Op, I would have reacted like you, because the instinct to protect my DC was already on high alert. It was only when my exDP hit our son that I realised that I couldn't trust him and that actually I had felt like that for a long time . There was an underlying fear that I hadn't admitted to myself. It turned out to be a valid fear (needed a non-mol 15 months later).
My question to you is, has your DP ever given you reason not to trust his parenting?
If no, and this is a bolt from the blue, then yes, perhaps acknowledge you reacted strongly and talk it through/make it clear this is a deal breaker for you.
If yes, if you feel you are constantly on edge as you don't feel DP is safely in charge of himself and the situation either when roughhousing or more generally, then there may be a problem. Do you feel sitting down and discussing it with DP will be useful, or pointless? There are huge clues in how your DP reacts to this.
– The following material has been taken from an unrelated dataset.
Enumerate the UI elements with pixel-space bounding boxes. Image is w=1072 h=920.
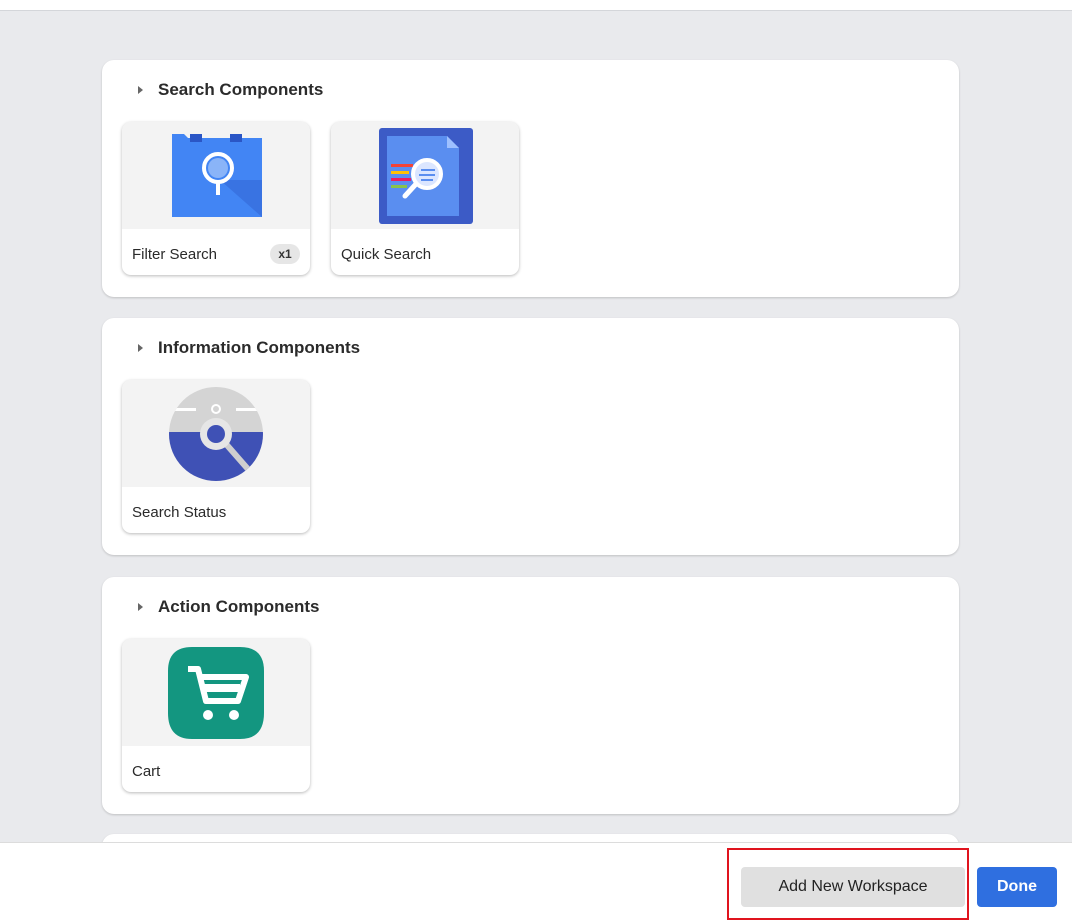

I think the thread got a bit derailed over calling a child 'good', who had just kicked and thrown something at an adult. Did you mean to say he's a normal 4 yr old, not a child who often kicks/throws? My DC was not perfect, but he didn't deserve what happened to him either. It can really mess with your head.
I do think it's a little more complex than it may appear to some posters, but I could also be seeing stuff that isn't there. Hope you can figure it out.